The Credo EV (as in Evolution) Reference One three-way speaker is small-batch hand-made—including most all its parts—product, and is supplied in two completely separate sealed cabinets (joined by jumper cables), with side-firing woofers (one per channel) and drivers custom-made by ScanSpeak. Having two separate enclosures per side improves isolation and vibration control through decoupling but also allows for versatility in positioning the speakers: You can have the 12-inch long-throw woofers face outwards or inwards by swapping which side they’re placed on; same for the coated-textile tweeter and coated-paper-cone midrange units with their off-center tweeters. The bass, which sounded nice and punchy on some funky hi-rez digital tracks, is said to reach down to a 20-to-30Hz rolloff (at -10dB to -3dB); frequency response is spec’d as 40Hz to 20kHz.

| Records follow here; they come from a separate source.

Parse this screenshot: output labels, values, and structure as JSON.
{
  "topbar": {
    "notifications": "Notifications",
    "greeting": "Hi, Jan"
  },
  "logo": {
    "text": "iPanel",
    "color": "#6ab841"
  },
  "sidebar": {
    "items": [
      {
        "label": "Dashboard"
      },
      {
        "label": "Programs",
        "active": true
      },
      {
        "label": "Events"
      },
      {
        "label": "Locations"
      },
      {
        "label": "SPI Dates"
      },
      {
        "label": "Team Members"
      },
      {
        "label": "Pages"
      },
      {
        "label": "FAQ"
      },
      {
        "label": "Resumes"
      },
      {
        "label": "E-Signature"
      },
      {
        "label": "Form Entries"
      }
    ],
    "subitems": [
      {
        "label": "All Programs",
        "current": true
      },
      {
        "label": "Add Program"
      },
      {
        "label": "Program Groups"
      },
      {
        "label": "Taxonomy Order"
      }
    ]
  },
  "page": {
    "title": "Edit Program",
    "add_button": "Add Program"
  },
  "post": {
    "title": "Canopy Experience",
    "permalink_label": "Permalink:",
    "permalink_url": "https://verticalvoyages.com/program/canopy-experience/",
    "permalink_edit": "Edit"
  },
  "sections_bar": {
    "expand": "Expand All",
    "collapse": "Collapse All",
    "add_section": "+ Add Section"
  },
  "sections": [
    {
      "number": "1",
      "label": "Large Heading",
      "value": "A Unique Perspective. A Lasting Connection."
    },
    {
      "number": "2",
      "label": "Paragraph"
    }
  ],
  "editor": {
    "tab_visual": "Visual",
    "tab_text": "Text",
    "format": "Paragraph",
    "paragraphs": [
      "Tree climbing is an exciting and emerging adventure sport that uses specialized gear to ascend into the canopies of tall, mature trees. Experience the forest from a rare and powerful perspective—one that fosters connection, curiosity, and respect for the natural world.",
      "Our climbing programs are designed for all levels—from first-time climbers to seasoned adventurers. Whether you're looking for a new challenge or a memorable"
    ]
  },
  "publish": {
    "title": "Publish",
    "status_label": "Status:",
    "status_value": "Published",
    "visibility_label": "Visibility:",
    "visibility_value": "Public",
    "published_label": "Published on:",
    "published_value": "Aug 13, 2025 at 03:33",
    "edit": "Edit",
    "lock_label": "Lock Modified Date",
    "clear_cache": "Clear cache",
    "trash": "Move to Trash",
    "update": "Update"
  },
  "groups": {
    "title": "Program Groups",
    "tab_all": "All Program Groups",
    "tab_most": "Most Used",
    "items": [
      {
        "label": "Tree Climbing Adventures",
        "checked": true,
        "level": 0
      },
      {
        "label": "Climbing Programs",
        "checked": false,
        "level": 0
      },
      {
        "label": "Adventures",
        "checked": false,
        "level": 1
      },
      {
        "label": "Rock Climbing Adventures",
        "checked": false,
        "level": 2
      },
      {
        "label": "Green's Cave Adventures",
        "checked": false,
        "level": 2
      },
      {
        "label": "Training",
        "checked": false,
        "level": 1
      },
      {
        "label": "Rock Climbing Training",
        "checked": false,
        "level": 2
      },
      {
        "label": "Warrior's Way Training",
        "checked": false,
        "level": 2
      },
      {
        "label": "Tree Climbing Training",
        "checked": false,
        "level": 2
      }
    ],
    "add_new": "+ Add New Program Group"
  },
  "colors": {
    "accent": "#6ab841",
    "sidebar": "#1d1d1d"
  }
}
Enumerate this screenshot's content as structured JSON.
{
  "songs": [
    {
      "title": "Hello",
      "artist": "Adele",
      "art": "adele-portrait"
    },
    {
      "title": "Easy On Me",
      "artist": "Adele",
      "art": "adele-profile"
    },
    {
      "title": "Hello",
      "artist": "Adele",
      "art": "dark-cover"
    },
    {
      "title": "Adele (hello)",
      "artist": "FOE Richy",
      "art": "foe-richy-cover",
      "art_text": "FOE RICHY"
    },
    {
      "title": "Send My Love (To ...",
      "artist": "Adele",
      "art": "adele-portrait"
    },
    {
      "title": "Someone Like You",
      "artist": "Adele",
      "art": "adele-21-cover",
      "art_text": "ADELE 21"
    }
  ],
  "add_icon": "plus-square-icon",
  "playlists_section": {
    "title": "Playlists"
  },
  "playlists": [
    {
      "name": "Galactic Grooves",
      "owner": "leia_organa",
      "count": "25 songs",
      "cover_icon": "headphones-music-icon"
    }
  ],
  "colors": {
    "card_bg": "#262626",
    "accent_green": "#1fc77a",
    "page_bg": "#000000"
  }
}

Wolf Audio showed its Alpha 3 SX audio server that also does ripping, streaming, and more. Based on HFAS+ Apex, it contains 32GB of RAM and is capable of 1024DSD playback over USB (a rare feat in itself) and plays six-channel DSD256. 2TB of onboard storage comes stock with upgrades to 4TB, 6TB, 8TB, 10TB, and 12TB, available at additional cost.